What is significant about this story is that God can accomplish great things in unlikely places and God is perfectly capable of honoring ordinary people like Nathaniel and Philip and the rest of the disciples that Jesus calls. They become the very people whose lives helped build and pass on the faith and eventually the church. And as we look back on our lives, we often can see the same pattern of divine care and call. Possibly not in the same way that Samuel did. Samuel was just a young boy who did not yet know the Lord when he was called, and yet he came to be regarded along with Moses and Aaron as a great priest.

The invitation of this gospel is to trust these signs of divine care and call and celebrate that ultimately God is in control and making sure that the purposes of God are realized and being advanced through us, God’s people.  As Christians we are called by our baptism to be disciples of Christ and to act in love. Such love allows others to hear God’s will for their lives and to be strengthened by God’s Spirit. Each day there are opportunities to serve and in so doing, to draw on God’s strength and resources.

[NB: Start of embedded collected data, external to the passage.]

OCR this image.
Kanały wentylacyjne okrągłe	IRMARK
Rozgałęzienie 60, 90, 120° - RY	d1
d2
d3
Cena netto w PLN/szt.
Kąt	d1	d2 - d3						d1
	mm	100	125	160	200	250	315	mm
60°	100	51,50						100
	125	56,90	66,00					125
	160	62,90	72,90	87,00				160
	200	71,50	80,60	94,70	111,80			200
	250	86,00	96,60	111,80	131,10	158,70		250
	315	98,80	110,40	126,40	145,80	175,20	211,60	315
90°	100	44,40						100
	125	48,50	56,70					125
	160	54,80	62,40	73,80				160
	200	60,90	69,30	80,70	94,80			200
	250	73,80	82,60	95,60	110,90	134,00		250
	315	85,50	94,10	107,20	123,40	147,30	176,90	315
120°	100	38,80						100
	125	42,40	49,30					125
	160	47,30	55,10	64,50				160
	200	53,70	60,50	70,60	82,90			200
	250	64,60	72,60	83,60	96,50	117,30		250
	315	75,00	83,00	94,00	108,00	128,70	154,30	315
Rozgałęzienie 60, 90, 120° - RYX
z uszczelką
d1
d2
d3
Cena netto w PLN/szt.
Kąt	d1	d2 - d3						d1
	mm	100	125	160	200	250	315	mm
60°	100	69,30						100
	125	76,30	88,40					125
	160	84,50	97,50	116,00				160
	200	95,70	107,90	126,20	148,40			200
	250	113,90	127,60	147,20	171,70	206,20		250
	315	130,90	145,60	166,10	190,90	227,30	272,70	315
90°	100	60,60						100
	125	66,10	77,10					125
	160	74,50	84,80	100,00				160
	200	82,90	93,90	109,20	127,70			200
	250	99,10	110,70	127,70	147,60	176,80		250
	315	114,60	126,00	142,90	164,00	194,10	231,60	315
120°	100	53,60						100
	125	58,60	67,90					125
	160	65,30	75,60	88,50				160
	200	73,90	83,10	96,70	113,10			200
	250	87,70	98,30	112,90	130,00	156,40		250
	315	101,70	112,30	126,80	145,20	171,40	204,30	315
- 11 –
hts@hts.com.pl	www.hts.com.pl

We all know from our experience in the life of the church that there are very important ministries of teaching, healing, care giving, administration, and so on. We are all called “with a holy calling” and our text today from 1 Corinthians offers us a very high vision of the life of every Christian, since all of us are “joined to the Lord” and “one spirit with him.” Each of us, in our bodily life, is a “temple of the Holy Spirit,” – that is, a dwelling place of God, and so we are called to live with dignity, honesty, self-respect, and genuine mutual love, in our relationships with others. We strive each day to show this kind of love of self, God and neighbor. We fail at times, we are all a work in progress yet thankfully, God, continues to forgive us through Jesus and continues to call us, ordinary disciples to make a difference.

May we be ready, as the boy Samuel, to jump up ready to serve. May we be ready, as Philip to find others to bring to Christ. May we be ready as Nathaniel to proclaim “Rabbi, you are the Son of God! You are the King of Israel!” May we be ready as Paul to proclaim the holy place of God’s call, the whole community of faith and as the community of faith, may we rise to follow the Spirit of Christ. Together with Sitara and so many others let us go find God: together we shall tend the light of our baptism, hear the word of the Lord and honor the call of God to see greater things. Because, if we take the disciple Nathaniel, seriously-we will know that it is through us that God’s will is ultimately accomplished.